Effectively removes heat
Creates better airflow
Needs a power source to work
Natural ventilation relies on wind power and air movement. It could also rely on temperature differences as cool air falls and hot air rises. You can install the natural vents in different positions in your shed. Ensure you cover them with an aluminum or steel window screen. Also, incorporate a mesh screen to prevent rodents from entering.
Removes odours and humidity 24/7
Eliminates heat in a hot climate
You are not in control of the airflow
Louvres (Turtle Vents)
Turtle vents are used as a form of passive ventilation and are exhaust vents. They pull in cooler air from lower vents and push out the hot air from the attic. You should install a turtle vent at the back and close to the roof ridge to make it less visible. Each one costs around $25.
A cost-effective solution
Easy to install
You need to purchase more than one
Turbines are very good for dealing with condensation using passive ventilation. Turbines also remove fumes from chemicals and prevent the growth of mildew. The turbine extracts the hot air as it rises. Then it is replaced by the fresh air from the lower parts of the shed.
Works well in different seasons
Suitable for all roofs
Can be noisy
The venting skylight is a type of vent with openings that makes it easy for air to move out. It allows light into your shed and works perfectly with soffit or wall vents to exhaust moisture and heat and draw air into your shed.
Provides a natural light source
It doesn't vent the entire roof deck
Whirlybird (Rotating Cowl)
The whirlybird is a wind-powered vent capable of drawing substantial amounts of moisture and heat from the attic. It is useful during the winter months as it can prevent ice dams. It spins when it catches the wind, creating a cyclone effect to remove moisture and heat. It costs around $30 to $60.
Provides extra light to the attic
Can be used on old or new roofs
It only works when there is wind
What Is The Best Ventilation Option For A Small Shed?
One of the best shed ventilation options for smaller sheds is letting in fresh air by opening the windows or door.
Another great option is to install a screened vent at each gable end of the roof. These will eliminate the heat and moisture buildup and allow the fresh air in.
How To Choose The Right Shed Ventilation?
You should know that there is not one perfect shed ventilation system for all sheds. The one that helps create good air circulation and is appropriate for your shed design is most likely the one for you. Your shed size can also impact your options for venting.
There are some factors to look out for when choosing the right shed ventilation system, whether a wall vent or a ridge vent. Consider the following to ensure you make the right choice.

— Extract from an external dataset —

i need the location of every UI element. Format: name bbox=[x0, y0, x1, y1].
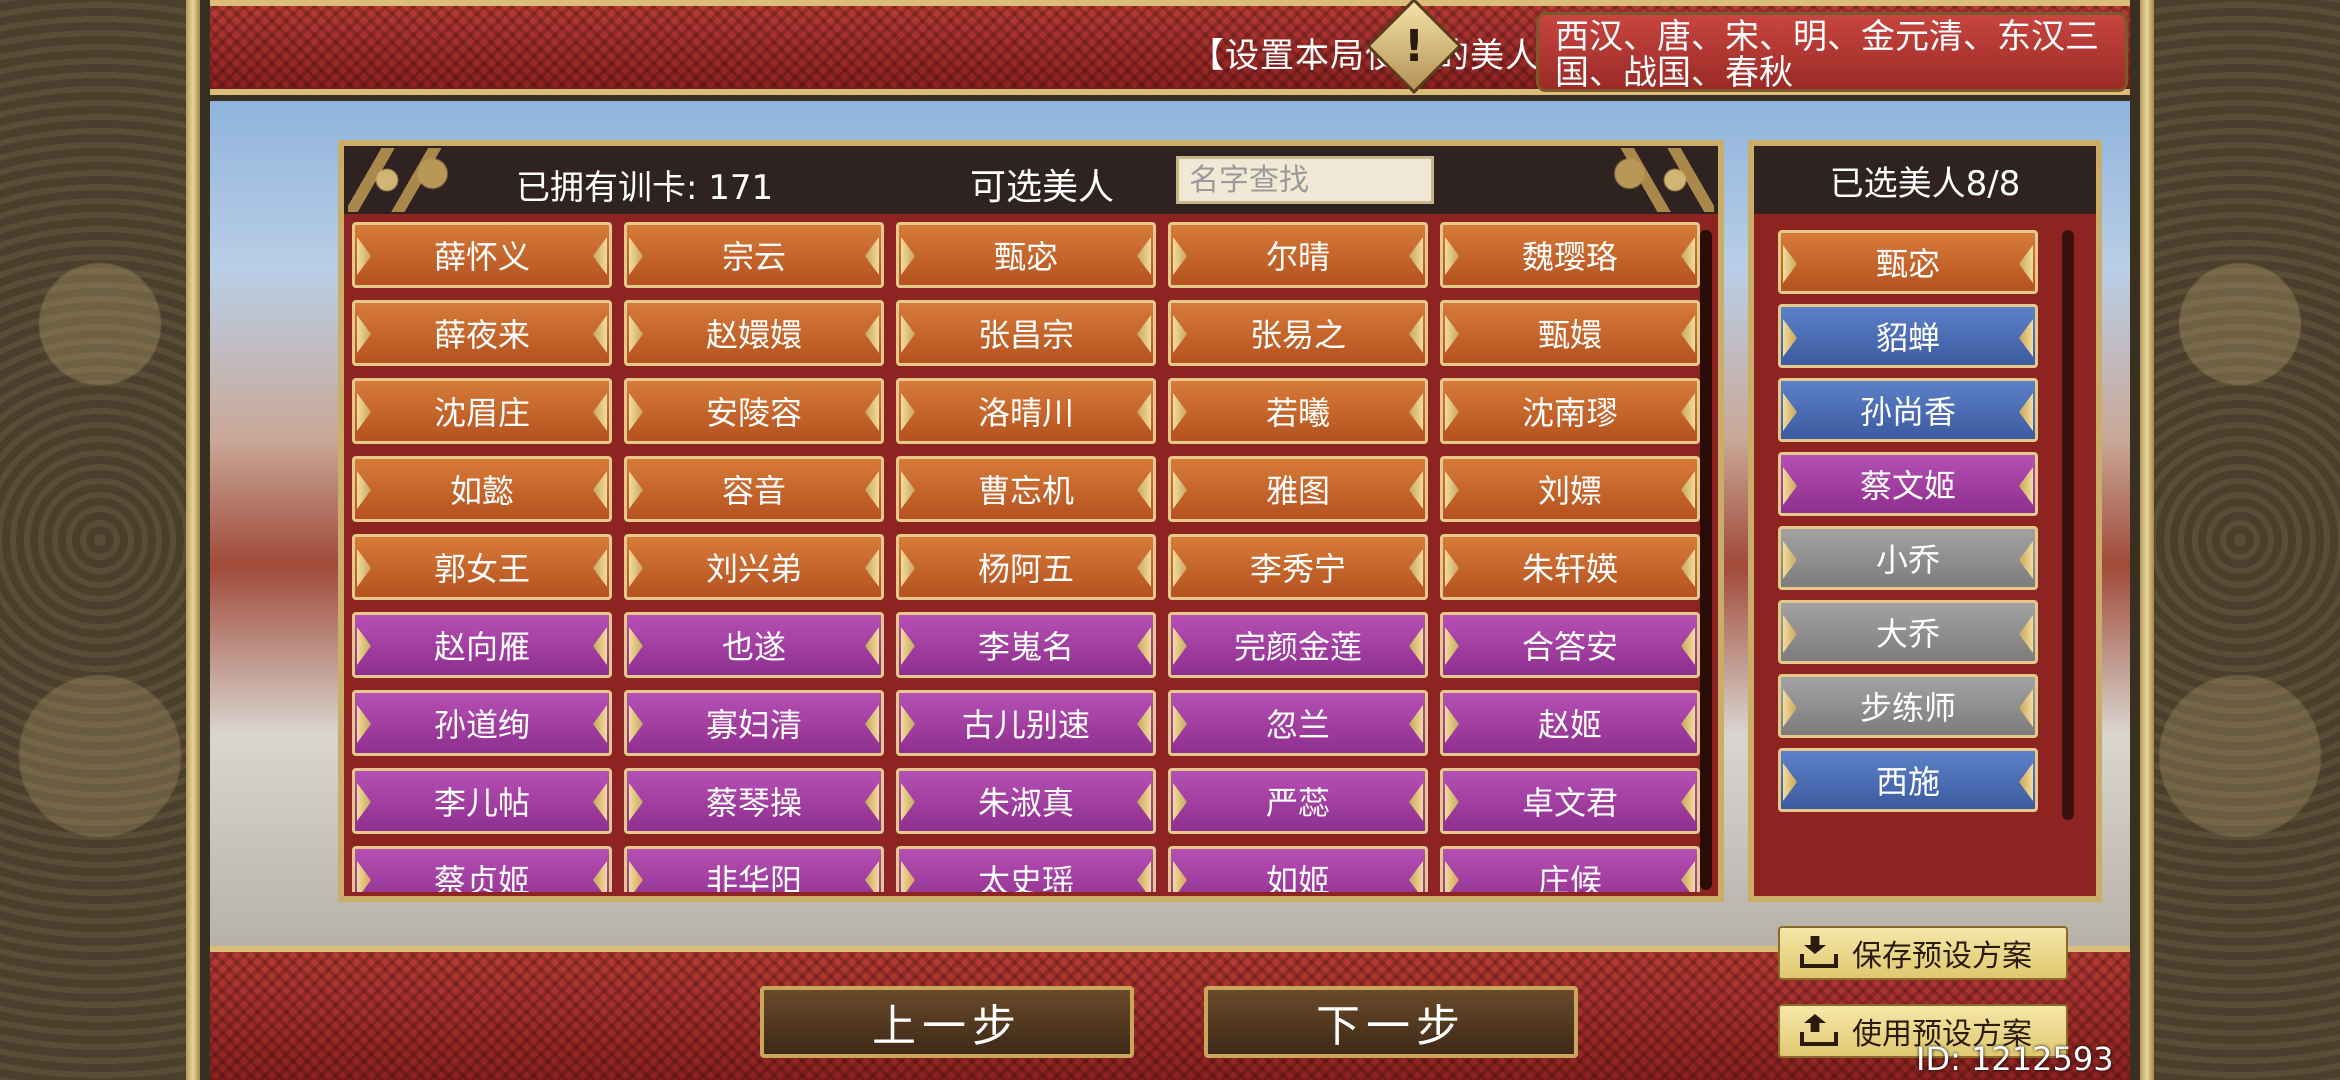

Your shed location will benefit from some shade. Installing vents at the gable roofline helps to eliminate moisture and heat buildup.
You can insulate your shed to keep it cooler inside in the summer and warmer in the winter. Insulation could also ensure better air quality.
Using a ceramic thermal additive to repaint your shed is a great idea as it is fire resistant and will reduce heat gain. Also, choose a light color for the roof to promote cooler temperatures.
Does your shed suffer from condensation and extreme heat? Then you should get your shed ventilated. The ventilation options discussed above will help to get the fresh air moving and turn your shed into a reliable place for storage or a small workshop.
Frequently Asked Questions
Should A Wood Shed Have Ventilation?
Yes. Except for very small sheds. Your wood shed should be free from dampness as it could damage your stored items and even the shed itself.
Do Metal Sheds Need Ventilation?
Yes, metal sheds should have ventilation. You must maintain proper ventilation as you need to prevent heat and mildew build-up as well as keep good air circulation.